A question about nilpotent matrix

Question

Assume $A,B$ are two $2\times2$ nilpotent matrices with $AB=BA$, and the entries of $A$ and $B$ are from a field $F$. How to show there is a nonzero-vector $v$ from $F^2$ s.t. $Av=Bv=0$

Answer 1

[This part is no longer relevant, in light of the correction to the question. Interpreting $vA$ as $v^T A$, the result is not true. For example, take $F= \mathbb{C}$ and

$$A=B=\begin{pmatrix}0 & 1 \\ 0 & 0\end{pmatrix}.$$

If $v=(x, y)$ then $Bv=0$ forces $y=0$ whilst $v^T A=0$ forces $x=0$.]

So I'll assume you mean $Av$, and hence that we want a non-zero $v \in \ker A \cap \ker B$. This can be deduced from the following two facts:

1. A nilpotent matrix has non-trivial kernel, otherwise it would be invertible and hence not nilpotent.

2. Commuting matrices act on each other's eigenspaces. So if $V \subset F^2$ is an eigenspace of $A$ then for all $v \in V$ we have $Bv \in V$.

Applying 1 to $A$ we see that $\ker A$ is non-trivial. Now applying 2 (with $V$ the $0$-eigenspace, i.e. kernel, of $A$) we see that $B_{\ker A}$ is a nilpotent matrix acting on $\ker A$. Applying $1$ again we see that $\ker B|_{\ker A}$ is non-trivial, so there exists non-zero $v \in \ker B_{\ker A} = \ker A \cap \ker B$.

Answer 2

$A$ is nilpotent, hence roots of its characteristic polynomial are $0,0$, and the Characteristic polynomial of $A$ will be $x^2$. By Cayley-Hamilton theorem, $A^2=0$. Similarly $B^2=0$.

If one of $A$ and $B$ is zero matrix (operator on $F^2$) then your conclusion is obvious.

Assume that $A\neq 0\neq B$.

Let $W=\langle w\rangle$ be an eigenspace of $A$ with eigenvalue $0$. (Note that $A$ vanishes on $W$ and it cannot vanish out side $W$, otherwise, if $Av=0$ for some $v\in F^2-W$, then $A$ vanishes on $\langle w,v\rangle=F^2$ i.e. $A=0$).

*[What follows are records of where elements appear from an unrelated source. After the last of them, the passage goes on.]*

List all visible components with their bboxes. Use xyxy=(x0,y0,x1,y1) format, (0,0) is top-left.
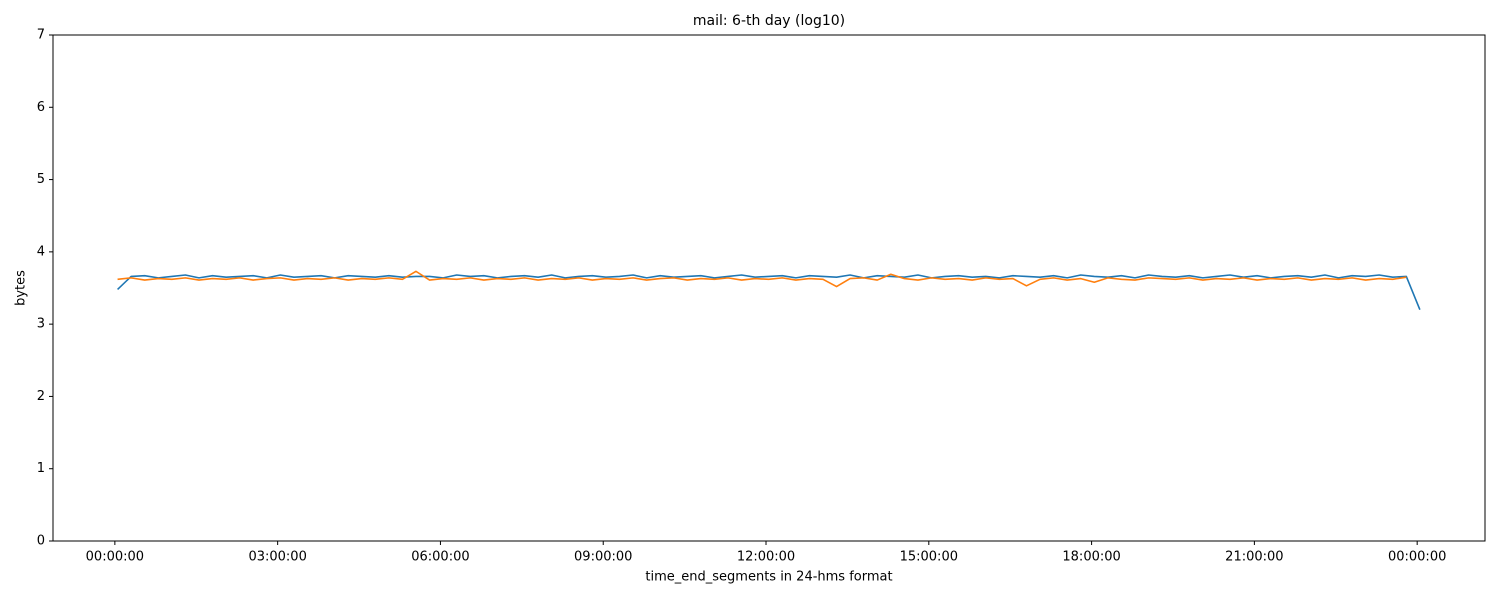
x-tick-label: 03:00:00 xyxy=(248,550,306,565)
x-tick-label: 18:00:00 xyxy=(1062,550,1120,565)
y-axis-label: bytes xyxy=(14,270,29,306)
x-tick-label: 15:00:00 xyxy=(900,550,958,565)
plot-frame xyxy=(52,34,1486,542)
y-tick-label: 6 xyxy=(37,100,45,115)
x-tick-label: 21:00:00 xyxy=(1225,550,1283,565)
y-tick-label: 5 xyxy=(37,172,45,187)
x-tick-label: 09:00:00 xyxy=(574,550,632,565)
series-line xyxy=(117,274,1421,310)
chart-title: mail: 6-th day (log10) xyxy=(693,13,845,29)
x-axis-label: time_end_segments in 24-hms format xyxy=(645,570,892,585)
x-tick-label: 06:00:00 xyxy=(411,550,469,565)
y-tick-label: 2 xyxy=(37,389,45,404)
series-line xyxy=(117,270,1407,288)
x-tick-label: 12:00:00 xyxy=(737,550,795,565)
x-tick-label: 00:00:00 xyxy=(86,550,144,565)
y-tick-label: 7 xyxy=(37,28,45,43)
x-tick-label: 00:00:00 xyxy=(1388,550,1446,565)
y-tick-label: 4 xyxy=(37,244,45,259)
y-tick-label: 1 xyxy=(37,461,45,476)
y-tick-label: 0 xyxy=(37,534,45,549)
y-tick-label: 3 xyxy=(37,317,45,332)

We show that $W$ is also an eigenspace of $B$ with eigenvalue $0$.

Now $Aw=0$. Hence $BAw=0$, i.e. $ABw=0$.

• If $Bw=0$ then $w$ is a required vector.

• If $Bw\neq 0$, then $ABw=0$ implies that $Bw$ is an eigen-vector of $A$ with eigen-value $0$; it should be in $\langle w\rangle$, say $Bw=\alpha w$. Apply $B$ again, $BBw=B^2w=0w=0$. $A$ also vanishesh on $Bw$, since $\langle Bw\rangle=\langle \alpha w\rangle=\langle w\rangle=$ eigen-space of $A$ (with eigen-value $0$).

Hence $k=Bw$ is required vector.

(The argument above is independent of basis, although your question is written with a specific basis (standard basis).)